KT: Well, I’m neither male nor in the business of burying animals nor residing in Michigan (any longer). And my BMI is in the normal range for a woman my age, though I’d love to do something about that visceral fat, but hormones, what are you going to do? The small town on the shores of Lake Michigan in which Martin is raised is based on my home town as it was in the early eighties, and Martin and I would have been at the University of Chicago around the same time (I’m sure he was in my Political Order and Change class). I also, much to my own surprise and like Martin, fell in love with cowboy poetry while writing the novel. I even went to the Cowboy Poetry Gathering in Elko, Nevada on which my fictional Annual Elko Cowboy Poetry Confluence is based. It was fantastic—cowboys (and cowgirls and Mexican vaqueros and Native Americans) with rodeo belt buckles the size of dinner plates and dents in their foreheads from bull busting in standing-room-only crowds straining to hear other identical cowboys (and cowgirls, etc., etc.) perform poetry. It was art integrated with real life and hard work and dusty open plains in a way you just don’t see on the literary circuit out East.
Regal House: What led you to hone in on Martin Oliphant as a main character? Aren’t you afraid the sad-sack-Midwestern-white-guy-hero’s-quest market is already saturated?
KT: There’s always room for another entry in the poetry-spouting-pet-mortician canon, don’t you think? And I’m a sucker for a character who, despite relentless failure, pursues a completely improbable and inappropriate set of life goals. It’s funny (I hope) and also tragic in a particularly Midwestern way, the lengths to which Martin will go and what he’s willing to sacrifice to hitch his chuck wagon to an idealized vision of the West.
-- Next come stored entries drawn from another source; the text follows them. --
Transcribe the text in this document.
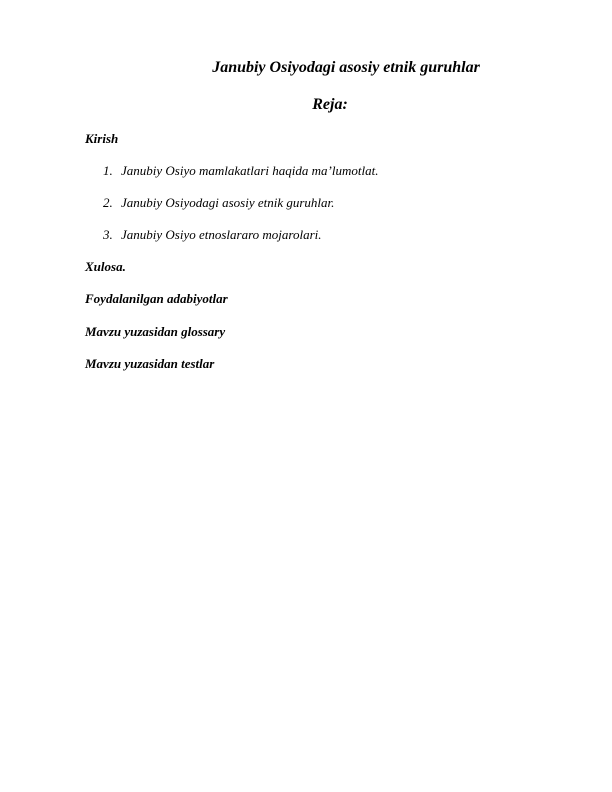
Janubiy Osiyodagi asosiy etnik guruhlar
Reja:
Kirish
1. Janubiy Osiyo mamlakatlari haqida ma’lumotlat.
2. Janubiy Osiyodagi asosiy etnik guruhlar.
3. Janubiy Osiyo etnoslararo mojarolari.
Xulosa.
Foydalanilgan adabiyotlar
Mavzu yuzasidan glossary
Mavzu yuzasidan testlar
He misses out on a lot of opportunities for a rich life at home in order to pursue a version of the American dream that probably doesn’t exist, and certainly not for him.
Regal House: So you’re saying Martin’s a MAGA-type?
KT: Absolutely not. He supports the arts! He’s with Hickenlooper all the way.
Regal House: OK then, what about the movie? Who plays Martin?
KT: Jonah Hill, no question about it. But he’d have to put the weight back on.
KT Sparks is a farmer living in the Shenandoah Valley of Virginia. Her short fiction and nonfiction have appeared in a numerous literary magazines. Her first novel, Four Dead Horses, won Regal House Publishing’s 2019 Petrichor Prize and will be published by that Regal House in spring 2021.